By Luke Stobart, February 22, 2023
Though the Catalan independence movement is frequently depicted as exclusively middle class, the struggle has often come from below — from the 15th-century peasant revolts to the anarchist workers’ movement and the anti-Franco resistance that followed.
Review of A People’s History of Catalonia by Michael Eaude (Pluto Press, 2022)
n October 1, 2017, Catalonia became a focus of worldwide attention when over two million people voted in a referendum on independence despite state prohibition and police violence. This peaceful revolt — followed by a declaration of statehood and the imprisonment and exile of leaders and activists — was not the first time that Catalan heroism had inspired internationally. It happened in 1714, when Barcelona’s inhabitants resisted a joint Spanish-French siege for months — the defeat of which led Catalonia to lose its centuries-old institutions and public use of its language. It also occurred in 1936–37, when armed workers stopped Francisco Franco’s uprising across Catalonia and went to push back his armies in Aragon, initiating a deep social revolution in the process. That experience was famously witnessed by George Orwell and recorded in his Homage to Catalonia.

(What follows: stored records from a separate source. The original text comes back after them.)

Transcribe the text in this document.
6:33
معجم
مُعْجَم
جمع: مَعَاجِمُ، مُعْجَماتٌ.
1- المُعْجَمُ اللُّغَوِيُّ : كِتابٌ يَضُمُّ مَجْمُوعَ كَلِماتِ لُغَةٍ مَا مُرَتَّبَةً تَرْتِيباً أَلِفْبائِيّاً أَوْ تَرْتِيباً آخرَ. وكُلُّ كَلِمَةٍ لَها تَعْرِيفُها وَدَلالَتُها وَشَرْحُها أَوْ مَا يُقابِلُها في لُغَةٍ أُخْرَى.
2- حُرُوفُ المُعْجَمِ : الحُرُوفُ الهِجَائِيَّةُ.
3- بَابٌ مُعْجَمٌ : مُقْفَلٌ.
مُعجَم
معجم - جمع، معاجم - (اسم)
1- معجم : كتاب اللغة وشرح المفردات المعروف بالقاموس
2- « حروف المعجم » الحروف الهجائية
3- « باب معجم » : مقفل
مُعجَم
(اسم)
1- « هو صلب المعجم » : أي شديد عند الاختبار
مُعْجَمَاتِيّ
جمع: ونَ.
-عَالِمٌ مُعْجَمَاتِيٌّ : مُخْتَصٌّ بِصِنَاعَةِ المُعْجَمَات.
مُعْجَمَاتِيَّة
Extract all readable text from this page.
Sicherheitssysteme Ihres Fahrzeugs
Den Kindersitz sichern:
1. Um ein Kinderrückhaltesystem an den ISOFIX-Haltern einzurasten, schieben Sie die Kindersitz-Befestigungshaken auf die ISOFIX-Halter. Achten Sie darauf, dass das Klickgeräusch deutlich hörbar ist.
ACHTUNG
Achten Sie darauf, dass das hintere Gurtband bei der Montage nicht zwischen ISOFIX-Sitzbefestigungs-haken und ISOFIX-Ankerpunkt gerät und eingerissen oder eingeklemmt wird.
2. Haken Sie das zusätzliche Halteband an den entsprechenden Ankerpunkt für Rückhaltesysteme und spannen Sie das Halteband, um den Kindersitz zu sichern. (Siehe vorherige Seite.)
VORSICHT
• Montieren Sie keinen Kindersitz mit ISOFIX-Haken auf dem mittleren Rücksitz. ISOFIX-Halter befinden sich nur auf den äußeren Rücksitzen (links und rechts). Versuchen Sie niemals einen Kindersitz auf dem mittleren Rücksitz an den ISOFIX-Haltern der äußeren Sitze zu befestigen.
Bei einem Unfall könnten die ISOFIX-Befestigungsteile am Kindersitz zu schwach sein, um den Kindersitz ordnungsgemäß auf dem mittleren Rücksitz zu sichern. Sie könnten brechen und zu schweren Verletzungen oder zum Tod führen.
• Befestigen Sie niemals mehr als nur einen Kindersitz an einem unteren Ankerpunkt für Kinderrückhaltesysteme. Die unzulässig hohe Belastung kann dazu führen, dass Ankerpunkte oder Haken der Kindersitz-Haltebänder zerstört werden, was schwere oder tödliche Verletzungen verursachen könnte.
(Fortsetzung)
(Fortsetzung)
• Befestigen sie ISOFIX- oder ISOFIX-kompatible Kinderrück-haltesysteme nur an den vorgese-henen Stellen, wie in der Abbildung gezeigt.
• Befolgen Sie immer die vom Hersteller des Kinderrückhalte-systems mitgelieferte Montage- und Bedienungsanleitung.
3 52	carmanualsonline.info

In A People’s History of Catalonia, locally based Michael Eaude provides an impressive and accessible roller-coaster history. It is spiced with biographies of key individuals, ranging from Buenaventura Durruti to Black Carlota (leader of the slave revolts in Spanish Cuba), literary quotes, and cultural references. A stated goal of A People’s History of Catalonia is to provide a background to Spanish hostility toward Catalan self-determination and statehood and demonstrate why the Left should embrace both (rather than seeing them as a distraction or simply divisive). Crucially, Eaude does this by telling the story “from below.”